Monday, September 29, 2008

A Duty to Die

About a week ago Baroness Mary Helen Warnock stated in an interview that people suffering from dementia have a duty to commit suicide. According to news reports, Warnock is called the "philosopher queen" and is regarded as Britain's leading moral philosopher. I think of her as the British version of Peter Singer, a person that would advocate the killing of a host of people.

I vowed last week I would not comment on Warnock. People like Warnock and Singer deeply upset me. I was really troubled by Warnock's interview with the Church of Scotland's Life and Work magazine where she stated: "If you're demented, you're wasting people's lives--your family's lives and you're wasting the resources of the National Health Service." This comment is offensive enough but when I read about another article in a Norwegian periodical entitled "A Duty to Die" I became even more incensed. Warnock suggests "There's nothing wrong with feeling you ought to do so [commit suicide] for the sake of others as well as yourself. In other contexts, sacrificing one's self for family would be considered good. I don't see what is so horrible about the motive of not wanting to be an increasing nuisance".

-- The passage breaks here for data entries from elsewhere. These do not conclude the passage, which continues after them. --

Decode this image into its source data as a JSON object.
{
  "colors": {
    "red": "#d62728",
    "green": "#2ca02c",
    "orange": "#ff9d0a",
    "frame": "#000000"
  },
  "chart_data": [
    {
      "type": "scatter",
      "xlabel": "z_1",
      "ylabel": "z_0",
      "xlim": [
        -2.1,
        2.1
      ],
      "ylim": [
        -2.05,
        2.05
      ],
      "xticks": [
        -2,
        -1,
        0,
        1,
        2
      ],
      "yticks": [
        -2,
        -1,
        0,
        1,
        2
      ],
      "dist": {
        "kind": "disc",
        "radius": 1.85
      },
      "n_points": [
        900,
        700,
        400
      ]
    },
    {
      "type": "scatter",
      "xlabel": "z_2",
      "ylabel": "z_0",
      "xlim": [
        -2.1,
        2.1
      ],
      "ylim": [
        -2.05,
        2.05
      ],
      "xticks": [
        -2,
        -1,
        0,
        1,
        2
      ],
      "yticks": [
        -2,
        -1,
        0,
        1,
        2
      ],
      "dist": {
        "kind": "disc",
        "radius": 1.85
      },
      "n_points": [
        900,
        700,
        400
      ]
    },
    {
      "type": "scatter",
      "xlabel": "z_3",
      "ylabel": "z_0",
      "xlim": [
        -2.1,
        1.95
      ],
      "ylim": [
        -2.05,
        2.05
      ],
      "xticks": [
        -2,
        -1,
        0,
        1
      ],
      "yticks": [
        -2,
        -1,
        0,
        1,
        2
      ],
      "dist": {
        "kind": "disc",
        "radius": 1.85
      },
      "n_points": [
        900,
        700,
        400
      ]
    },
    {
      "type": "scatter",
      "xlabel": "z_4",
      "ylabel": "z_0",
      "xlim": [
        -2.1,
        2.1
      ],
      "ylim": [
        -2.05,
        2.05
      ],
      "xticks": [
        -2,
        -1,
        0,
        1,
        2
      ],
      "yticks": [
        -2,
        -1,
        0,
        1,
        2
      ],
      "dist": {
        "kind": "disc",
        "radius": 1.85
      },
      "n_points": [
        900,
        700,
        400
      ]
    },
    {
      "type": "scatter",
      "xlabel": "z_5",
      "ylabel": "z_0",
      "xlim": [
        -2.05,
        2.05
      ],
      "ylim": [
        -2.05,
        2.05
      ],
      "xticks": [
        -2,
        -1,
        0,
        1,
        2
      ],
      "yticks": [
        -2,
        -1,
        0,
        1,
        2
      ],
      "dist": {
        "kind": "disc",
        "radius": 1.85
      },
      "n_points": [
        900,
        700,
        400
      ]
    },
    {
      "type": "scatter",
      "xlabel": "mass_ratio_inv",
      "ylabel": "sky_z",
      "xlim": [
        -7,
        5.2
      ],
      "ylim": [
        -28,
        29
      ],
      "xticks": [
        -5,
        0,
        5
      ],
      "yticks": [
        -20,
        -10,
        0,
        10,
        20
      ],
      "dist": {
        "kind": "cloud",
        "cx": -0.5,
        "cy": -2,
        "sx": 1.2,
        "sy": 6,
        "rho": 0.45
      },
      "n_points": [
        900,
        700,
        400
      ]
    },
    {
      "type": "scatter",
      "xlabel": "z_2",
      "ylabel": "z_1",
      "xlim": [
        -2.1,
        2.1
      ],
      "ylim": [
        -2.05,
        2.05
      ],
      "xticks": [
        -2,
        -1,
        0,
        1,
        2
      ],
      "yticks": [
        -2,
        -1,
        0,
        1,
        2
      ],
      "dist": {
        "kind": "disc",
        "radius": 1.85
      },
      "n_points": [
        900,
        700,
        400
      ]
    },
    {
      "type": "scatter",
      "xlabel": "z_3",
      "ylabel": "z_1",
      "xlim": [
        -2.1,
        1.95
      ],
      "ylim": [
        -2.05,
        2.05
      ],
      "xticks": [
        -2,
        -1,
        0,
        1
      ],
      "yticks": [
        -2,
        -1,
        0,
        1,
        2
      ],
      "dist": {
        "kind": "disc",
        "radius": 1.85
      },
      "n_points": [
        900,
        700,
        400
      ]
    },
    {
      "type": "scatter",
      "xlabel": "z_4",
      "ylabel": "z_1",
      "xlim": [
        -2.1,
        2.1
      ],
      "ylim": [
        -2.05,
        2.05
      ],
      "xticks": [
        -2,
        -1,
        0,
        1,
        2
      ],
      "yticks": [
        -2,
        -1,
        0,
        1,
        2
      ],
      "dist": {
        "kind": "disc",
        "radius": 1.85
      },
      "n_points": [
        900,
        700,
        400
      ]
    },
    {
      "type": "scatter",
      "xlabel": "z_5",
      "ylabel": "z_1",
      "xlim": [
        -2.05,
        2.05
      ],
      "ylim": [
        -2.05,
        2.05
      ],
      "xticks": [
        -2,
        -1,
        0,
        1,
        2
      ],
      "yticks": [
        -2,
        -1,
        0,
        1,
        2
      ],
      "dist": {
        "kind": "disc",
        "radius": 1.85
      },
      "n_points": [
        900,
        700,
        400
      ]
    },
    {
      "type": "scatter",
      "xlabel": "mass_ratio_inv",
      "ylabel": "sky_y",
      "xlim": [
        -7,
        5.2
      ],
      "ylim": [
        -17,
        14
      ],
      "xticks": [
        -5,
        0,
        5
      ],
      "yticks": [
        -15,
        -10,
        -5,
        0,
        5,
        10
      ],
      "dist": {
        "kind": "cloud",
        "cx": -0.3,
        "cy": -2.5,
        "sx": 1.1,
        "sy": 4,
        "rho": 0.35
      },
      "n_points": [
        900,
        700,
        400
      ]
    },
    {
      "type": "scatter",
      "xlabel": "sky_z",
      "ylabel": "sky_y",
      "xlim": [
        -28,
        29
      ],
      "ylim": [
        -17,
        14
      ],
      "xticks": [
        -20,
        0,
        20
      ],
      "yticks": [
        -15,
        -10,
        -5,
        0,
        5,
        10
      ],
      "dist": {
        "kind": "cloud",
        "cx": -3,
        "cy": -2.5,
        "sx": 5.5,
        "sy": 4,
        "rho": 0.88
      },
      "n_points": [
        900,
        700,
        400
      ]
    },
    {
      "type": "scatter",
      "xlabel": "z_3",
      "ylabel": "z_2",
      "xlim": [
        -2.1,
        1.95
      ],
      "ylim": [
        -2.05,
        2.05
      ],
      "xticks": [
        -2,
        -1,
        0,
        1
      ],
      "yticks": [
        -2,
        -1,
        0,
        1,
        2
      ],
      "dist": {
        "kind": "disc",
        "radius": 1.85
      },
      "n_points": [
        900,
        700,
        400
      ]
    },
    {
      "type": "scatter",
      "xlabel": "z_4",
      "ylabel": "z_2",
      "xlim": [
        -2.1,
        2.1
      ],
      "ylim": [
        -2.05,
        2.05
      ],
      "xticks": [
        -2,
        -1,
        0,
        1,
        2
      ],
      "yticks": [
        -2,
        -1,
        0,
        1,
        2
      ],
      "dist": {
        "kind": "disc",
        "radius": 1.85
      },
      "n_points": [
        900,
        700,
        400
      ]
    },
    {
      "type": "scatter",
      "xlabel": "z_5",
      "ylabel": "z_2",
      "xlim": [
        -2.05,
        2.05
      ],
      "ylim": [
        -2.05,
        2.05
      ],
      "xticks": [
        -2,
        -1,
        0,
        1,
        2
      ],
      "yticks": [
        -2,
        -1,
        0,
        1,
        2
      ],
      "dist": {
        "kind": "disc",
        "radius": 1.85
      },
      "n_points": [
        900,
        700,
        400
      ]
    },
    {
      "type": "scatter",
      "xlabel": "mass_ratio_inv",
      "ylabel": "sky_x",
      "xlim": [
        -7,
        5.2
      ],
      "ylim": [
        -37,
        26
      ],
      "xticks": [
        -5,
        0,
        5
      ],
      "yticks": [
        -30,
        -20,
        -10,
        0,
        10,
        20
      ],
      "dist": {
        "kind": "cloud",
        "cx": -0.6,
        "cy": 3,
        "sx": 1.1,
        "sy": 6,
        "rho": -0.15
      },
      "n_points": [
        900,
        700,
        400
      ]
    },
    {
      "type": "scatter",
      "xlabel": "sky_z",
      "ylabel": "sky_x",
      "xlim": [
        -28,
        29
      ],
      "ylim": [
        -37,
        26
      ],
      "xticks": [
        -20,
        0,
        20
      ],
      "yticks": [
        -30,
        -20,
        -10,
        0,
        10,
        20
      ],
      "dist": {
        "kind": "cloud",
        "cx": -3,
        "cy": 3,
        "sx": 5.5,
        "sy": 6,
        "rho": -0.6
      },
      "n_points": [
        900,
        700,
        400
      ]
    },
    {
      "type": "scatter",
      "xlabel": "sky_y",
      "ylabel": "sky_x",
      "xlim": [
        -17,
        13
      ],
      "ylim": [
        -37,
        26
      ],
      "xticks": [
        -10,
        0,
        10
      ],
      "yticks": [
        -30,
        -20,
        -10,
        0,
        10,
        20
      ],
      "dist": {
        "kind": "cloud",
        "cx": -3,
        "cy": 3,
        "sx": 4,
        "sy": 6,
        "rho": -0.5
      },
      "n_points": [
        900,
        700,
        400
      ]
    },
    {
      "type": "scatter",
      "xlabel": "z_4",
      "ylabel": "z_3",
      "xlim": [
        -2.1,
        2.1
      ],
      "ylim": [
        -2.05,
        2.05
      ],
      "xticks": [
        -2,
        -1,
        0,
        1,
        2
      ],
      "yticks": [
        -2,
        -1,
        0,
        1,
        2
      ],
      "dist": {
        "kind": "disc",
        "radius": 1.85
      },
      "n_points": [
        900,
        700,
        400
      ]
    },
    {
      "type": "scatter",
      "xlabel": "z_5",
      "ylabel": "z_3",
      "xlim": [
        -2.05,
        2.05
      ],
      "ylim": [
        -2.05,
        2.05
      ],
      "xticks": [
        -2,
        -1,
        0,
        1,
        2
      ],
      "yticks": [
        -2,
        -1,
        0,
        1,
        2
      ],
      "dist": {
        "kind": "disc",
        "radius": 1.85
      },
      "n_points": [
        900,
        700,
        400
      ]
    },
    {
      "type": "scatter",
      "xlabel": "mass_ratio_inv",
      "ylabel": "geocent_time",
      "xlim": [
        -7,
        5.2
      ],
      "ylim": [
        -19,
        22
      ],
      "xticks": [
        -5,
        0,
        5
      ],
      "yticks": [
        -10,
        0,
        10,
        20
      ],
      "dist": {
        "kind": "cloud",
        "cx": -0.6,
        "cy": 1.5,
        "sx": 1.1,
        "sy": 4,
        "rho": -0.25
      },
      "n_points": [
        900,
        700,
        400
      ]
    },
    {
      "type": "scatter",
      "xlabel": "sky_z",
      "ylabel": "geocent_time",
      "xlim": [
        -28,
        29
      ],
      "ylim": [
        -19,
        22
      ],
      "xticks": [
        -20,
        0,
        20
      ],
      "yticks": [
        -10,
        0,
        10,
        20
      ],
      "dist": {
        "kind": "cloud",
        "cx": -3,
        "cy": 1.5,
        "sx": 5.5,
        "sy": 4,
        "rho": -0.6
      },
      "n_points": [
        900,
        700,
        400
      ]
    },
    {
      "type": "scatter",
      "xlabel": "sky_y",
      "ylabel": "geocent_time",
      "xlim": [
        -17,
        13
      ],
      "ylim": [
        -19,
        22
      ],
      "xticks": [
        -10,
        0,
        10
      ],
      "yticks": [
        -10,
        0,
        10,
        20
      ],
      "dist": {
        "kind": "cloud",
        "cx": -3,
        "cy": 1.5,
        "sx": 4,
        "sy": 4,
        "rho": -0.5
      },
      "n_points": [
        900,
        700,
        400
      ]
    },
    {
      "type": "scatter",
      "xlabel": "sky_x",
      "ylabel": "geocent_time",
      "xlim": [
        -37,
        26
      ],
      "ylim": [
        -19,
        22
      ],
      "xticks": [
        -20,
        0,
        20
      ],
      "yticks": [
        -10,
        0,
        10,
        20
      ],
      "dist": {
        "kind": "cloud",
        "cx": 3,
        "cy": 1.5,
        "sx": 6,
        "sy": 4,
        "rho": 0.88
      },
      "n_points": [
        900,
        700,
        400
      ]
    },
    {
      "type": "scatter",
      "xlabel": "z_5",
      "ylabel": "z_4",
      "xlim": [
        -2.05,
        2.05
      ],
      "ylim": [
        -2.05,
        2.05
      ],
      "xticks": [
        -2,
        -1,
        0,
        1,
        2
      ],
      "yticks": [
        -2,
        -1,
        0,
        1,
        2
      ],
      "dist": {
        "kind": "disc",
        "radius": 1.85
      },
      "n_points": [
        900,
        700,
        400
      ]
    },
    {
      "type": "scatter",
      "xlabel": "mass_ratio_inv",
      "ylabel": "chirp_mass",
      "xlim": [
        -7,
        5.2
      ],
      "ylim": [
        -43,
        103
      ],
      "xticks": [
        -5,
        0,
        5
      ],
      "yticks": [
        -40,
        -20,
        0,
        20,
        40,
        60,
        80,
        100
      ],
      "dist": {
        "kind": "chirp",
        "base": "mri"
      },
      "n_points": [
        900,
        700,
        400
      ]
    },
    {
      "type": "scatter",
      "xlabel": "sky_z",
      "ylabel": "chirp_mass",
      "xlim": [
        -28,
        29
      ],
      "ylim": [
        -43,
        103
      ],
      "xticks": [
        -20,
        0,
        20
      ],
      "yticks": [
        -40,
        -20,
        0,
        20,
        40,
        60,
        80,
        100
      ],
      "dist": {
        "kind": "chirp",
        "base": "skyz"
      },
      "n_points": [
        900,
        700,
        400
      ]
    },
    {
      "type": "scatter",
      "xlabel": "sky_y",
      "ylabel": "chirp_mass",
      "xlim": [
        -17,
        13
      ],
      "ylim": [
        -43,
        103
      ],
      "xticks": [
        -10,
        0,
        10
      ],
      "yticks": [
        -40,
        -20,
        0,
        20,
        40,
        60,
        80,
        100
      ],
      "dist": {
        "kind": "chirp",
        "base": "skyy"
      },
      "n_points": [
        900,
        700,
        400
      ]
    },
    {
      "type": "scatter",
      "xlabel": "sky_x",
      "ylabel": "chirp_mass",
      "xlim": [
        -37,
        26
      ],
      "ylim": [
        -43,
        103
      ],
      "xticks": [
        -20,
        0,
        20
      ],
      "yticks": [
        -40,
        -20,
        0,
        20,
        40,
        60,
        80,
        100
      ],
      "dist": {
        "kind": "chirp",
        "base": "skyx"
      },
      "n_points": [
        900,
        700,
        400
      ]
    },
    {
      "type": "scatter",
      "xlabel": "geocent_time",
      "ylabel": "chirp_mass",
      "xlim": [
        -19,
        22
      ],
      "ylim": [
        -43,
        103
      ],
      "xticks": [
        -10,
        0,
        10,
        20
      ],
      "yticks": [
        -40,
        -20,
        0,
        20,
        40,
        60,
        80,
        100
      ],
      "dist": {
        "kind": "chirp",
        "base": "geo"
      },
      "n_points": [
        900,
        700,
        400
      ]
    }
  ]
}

Warnock's views are not unusual. There are other prominent members of Britain's House of Lords that advocate euthanasia. The same can be said for some states in America--Oregon springs to mind quickly in terms of the euthanasia debate. What I find dangerous about people like Warnock and Singer is not necessarily their views. They have the right to state whatever they think just as I share the same right. What worries me is Warnock's academic position--that is her position carries a great deal of prestige. This prestige can give a certain moral and academic authority to their views that are not warranted in my estimation. Some bio-ethicists add a secondary veneer of legitimacy to the views of people like Warnock. Based on my experience, the only people that have the moral authority and personal knowledge to make life and death decisions are the those directly involved. Here I refer to the person whose life is nearing the end, doctors, family, clergy, and loved ones. Even under the best of circumstances end of life decisions are fraught with anxiety and uncertainty. How Warnock can make such questionable statements is beyond me. But I am glad she is not in the position to make any real decisions regarding life and death. Had she been in such a position when I was a child I may not exist today.